Joining the young people at the Abuja rally was a slew of prominent Nigerians including Omotola Jalade-Ekeinde, Stella Damascus, Omawumi Megbele, Peace Fiberesima, Charly Boy, the Rooftop MCs, amongst others.

“Some people have asked why are we marching in Lagos and we say why not? The move for change by young people across the country doesn’t end in Abuja,” said Stella Damascus, one of the leaders of the movement. “Governor Fashola might be doing well, but this is beyond him; this is about a system and this is about making a statement. We are not just going there to complain. We are going to send a strong message through him and through the media that in 2011, we are mobilising millions of young people to register, to vote and to protect their votes. Because that really is the solution to most of our problems: If people have control over who is in power, those in power will begin to respond to the people’s needs and demands.”

Excerpts of the demand for the Lagos rally are:

(a) Electoral Reform: “We demand that the Uwais Panel Report on Electoral Reform be adopted as is, as they present the clearest path towards transparent and corruption-free elections.”

(b) Corruption: “There are littered across the country, corruption cases involving key ministries – from power to petroleum – parastatals and those held in cahoots with members of Corporate Nigeria. The government must show its seriousness in prosecuting these alleged corrupt practices and showing to Nigerians seriousness in solving the problem of graft.”

(c) Security: “We demand a complete overhaul of the country’s security apparatuses and that all the public officials who were responsible for the breakdown in Jos should be, as a matter of urgency, removed.”

(d) Electricity: “6,000 megawatts will not solve the electricity problems of Nigeria, but it’s a good start. Nigerians desperately and urgently need power for the industrial and production centres. We are extending our ultimatum to the federal government – until the end of April – for it to present this plan to the people. If not, we shall target the ministry of power specifically for protest.
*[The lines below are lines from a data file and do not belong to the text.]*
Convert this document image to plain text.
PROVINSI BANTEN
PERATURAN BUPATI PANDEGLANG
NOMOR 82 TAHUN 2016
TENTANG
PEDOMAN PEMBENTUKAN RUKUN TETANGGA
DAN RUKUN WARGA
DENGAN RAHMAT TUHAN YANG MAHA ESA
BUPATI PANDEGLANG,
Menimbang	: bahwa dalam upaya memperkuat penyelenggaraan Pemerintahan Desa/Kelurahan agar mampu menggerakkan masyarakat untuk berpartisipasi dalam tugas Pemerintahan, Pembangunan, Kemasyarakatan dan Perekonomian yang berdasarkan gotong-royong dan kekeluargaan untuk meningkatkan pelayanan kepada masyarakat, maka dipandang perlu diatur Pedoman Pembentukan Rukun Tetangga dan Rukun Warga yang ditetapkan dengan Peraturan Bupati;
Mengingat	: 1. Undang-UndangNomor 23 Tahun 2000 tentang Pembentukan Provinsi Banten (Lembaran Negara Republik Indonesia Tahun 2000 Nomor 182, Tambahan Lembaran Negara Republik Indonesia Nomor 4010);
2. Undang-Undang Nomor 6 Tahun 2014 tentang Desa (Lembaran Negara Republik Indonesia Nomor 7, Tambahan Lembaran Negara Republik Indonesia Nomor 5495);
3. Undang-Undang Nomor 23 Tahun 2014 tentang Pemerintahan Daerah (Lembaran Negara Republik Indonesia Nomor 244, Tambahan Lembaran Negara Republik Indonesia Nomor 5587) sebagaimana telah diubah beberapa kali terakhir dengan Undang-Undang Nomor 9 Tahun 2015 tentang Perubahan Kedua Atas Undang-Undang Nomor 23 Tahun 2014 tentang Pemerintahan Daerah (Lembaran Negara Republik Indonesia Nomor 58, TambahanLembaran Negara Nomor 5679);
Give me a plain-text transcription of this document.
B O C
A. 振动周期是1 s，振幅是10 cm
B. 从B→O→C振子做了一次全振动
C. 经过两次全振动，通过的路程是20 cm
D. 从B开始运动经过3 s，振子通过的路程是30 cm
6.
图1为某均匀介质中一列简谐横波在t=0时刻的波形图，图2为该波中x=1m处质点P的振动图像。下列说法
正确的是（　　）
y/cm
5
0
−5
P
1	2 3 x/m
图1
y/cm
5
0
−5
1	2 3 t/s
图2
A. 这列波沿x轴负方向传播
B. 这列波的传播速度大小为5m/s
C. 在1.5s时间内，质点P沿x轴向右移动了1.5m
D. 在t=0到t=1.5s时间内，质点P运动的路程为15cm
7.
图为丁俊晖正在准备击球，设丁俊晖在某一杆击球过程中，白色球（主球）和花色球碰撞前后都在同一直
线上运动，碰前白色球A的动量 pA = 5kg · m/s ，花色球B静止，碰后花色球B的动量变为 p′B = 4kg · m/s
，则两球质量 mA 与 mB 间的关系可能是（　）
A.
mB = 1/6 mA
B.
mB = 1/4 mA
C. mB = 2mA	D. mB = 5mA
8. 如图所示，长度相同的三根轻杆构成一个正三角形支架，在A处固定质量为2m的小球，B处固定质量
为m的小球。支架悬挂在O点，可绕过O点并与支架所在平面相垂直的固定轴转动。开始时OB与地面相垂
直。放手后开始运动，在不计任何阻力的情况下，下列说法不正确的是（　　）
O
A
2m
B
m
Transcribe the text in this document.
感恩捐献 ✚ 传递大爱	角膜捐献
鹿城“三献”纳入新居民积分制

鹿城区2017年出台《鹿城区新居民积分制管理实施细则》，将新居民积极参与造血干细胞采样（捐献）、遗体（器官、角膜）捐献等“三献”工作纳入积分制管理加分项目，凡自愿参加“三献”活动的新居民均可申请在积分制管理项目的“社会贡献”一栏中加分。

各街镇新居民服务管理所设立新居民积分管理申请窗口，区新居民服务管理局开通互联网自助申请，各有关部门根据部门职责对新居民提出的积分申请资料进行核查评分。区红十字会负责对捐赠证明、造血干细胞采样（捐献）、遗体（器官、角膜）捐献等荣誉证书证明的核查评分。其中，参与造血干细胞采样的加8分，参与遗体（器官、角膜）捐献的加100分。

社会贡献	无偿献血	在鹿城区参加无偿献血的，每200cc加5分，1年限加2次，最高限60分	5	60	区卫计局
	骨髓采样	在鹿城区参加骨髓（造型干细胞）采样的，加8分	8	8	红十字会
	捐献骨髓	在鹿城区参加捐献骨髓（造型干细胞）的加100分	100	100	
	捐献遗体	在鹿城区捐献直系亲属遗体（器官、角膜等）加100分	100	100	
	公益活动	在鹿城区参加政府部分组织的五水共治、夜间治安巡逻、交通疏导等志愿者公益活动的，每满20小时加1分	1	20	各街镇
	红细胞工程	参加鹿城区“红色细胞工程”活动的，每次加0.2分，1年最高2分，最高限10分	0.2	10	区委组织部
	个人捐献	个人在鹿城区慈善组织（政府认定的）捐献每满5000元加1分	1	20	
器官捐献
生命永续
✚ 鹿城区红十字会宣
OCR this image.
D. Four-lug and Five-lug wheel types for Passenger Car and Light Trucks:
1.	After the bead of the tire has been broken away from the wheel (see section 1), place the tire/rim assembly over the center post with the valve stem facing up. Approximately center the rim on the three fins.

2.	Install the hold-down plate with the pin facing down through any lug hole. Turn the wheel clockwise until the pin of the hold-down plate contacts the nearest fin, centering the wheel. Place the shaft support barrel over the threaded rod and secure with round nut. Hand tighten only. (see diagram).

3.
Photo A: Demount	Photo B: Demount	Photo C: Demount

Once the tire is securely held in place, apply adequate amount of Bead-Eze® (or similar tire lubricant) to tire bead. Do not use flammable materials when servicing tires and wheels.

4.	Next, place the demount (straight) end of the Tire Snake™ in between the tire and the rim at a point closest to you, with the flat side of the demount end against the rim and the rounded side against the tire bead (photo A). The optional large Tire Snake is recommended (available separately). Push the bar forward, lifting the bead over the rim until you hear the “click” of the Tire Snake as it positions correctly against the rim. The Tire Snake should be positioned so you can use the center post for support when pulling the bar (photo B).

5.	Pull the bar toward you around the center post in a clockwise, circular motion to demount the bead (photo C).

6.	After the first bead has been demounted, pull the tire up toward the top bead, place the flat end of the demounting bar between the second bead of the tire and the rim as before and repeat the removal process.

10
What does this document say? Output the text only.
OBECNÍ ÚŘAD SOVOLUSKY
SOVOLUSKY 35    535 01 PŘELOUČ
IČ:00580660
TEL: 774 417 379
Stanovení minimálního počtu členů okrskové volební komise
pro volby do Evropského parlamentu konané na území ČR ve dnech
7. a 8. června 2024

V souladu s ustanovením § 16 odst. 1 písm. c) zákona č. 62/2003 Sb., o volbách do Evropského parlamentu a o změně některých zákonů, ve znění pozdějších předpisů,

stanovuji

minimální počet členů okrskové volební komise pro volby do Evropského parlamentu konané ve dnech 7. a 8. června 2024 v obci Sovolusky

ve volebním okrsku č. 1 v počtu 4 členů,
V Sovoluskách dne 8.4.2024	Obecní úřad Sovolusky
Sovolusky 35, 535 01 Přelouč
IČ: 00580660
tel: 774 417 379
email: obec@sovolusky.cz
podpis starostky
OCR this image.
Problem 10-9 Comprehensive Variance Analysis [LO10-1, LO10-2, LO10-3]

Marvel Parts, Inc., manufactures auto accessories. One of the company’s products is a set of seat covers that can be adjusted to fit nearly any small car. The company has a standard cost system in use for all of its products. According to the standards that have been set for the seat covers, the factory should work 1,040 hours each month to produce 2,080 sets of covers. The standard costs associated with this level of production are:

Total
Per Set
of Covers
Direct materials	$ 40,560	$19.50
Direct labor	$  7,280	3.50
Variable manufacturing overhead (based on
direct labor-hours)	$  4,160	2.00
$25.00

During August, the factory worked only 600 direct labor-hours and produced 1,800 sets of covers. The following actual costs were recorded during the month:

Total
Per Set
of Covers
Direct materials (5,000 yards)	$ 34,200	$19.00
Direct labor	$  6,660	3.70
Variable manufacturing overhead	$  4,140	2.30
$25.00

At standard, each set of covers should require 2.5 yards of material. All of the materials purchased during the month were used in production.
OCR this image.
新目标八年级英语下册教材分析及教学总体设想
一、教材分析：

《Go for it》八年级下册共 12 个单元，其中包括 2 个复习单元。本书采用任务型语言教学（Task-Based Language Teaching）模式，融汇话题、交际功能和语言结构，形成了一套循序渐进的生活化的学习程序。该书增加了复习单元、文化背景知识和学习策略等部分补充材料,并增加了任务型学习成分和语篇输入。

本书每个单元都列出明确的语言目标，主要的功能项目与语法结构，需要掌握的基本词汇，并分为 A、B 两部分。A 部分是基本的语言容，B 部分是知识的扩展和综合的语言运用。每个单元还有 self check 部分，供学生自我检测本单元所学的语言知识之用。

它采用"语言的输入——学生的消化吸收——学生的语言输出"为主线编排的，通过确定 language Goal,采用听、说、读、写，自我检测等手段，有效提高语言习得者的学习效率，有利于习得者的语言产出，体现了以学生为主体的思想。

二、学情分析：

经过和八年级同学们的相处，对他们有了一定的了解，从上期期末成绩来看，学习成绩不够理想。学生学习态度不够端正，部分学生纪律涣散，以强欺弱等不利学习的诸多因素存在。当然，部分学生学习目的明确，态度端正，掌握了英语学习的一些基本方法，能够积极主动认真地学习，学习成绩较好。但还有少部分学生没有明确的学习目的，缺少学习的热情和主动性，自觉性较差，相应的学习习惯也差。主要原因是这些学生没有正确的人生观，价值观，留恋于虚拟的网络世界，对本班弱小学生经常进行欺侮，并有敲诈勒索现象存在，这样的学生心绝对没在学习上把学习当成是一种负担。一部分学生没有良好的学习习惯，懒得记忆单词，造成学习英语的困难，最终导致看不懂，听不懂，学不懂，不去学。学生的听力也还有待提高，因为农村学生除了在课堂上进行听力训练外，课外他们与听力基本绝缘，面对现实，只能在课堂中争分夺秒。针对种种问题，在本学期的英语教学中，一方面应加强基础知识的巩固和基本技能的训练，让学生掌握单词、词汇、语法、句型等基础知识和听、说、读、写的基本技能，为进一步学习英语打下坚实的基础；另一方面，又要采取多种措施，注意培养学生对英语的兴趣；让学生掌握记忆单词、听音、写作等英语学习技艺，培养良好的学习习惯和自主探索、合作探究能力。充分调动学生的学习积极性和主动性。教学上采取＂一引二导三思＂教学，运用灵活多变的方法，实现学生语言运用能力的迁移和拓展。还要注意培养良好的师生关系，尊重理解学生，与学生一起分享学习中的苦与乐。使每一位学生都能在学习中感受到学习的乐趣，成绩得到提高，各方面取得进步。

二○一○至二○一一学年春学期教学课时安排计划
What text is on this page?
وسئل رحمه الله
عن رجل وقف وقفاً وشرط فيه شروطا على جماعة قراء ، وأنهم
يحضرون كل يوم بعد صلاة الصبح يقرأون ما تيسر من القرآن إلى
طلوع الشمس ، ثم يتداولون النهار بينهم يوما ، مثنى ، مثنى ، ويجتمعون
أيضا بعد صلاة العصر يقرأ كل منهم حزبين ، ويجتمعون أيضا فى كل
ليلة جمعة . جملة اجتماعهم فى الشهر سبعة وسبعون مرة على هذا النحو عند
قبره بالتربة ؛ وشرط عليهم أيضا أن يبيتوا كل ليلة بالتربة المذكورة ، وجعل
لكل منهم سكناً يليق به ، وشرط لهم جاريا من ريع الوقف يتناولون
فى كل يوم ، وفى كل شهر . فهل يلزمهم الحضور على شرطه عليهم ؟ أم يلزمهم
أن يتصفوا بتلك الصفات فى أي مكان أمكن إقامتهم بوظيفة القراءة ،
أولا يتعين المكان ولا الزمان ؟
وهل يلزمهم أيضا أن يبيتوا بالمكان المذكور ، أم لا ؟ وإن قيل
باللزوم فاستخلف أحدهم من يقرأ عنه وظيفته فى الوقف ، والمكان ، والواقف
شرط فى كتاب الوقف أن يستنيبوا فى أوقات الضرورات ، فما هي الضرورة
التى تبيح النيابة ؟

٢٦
This promise is not to be taken lightly.”

“ENOUGHISENOUGH Nigeria also wishes to send out a clear message to all Nigerians, and especially those in the corridors of power, that its quest to effect transformation in Nigeria will not be restricted to rallies and public protests alone,” Audu Maikori, the CEO of Chocolate City, said about the strategy to be used by the coalition. “We have a unique opportunity to change Nigeria through the power of our numbers, resolve and collective anger in 2011. We will register enmasse, turn out to vote in our millions, post live updates (pictures, SMS, video, etc) from the voting centres, wait until the winner is announced and confirm that the results are accurate. This is the election in which young people will shock the status quo. Any politician who tries to rig the 2011 elections will be shocked. Enough is indeed enough.”

The organisations involved in this coalition include the Abira Foundation, Paradigm Initiative Nigeria, the Omotola Youth Empowerment Programme, The Future Project’s TakeAction arm, Chocolate City, EME Music, LightUpNigeria, Rise Networks, Gbagyichild Entertaiment, B.L.I.N.G, Avienti, Green Nigeria, amongst others. Information on its activities can be found on www.enoughisenoughnigeria.com.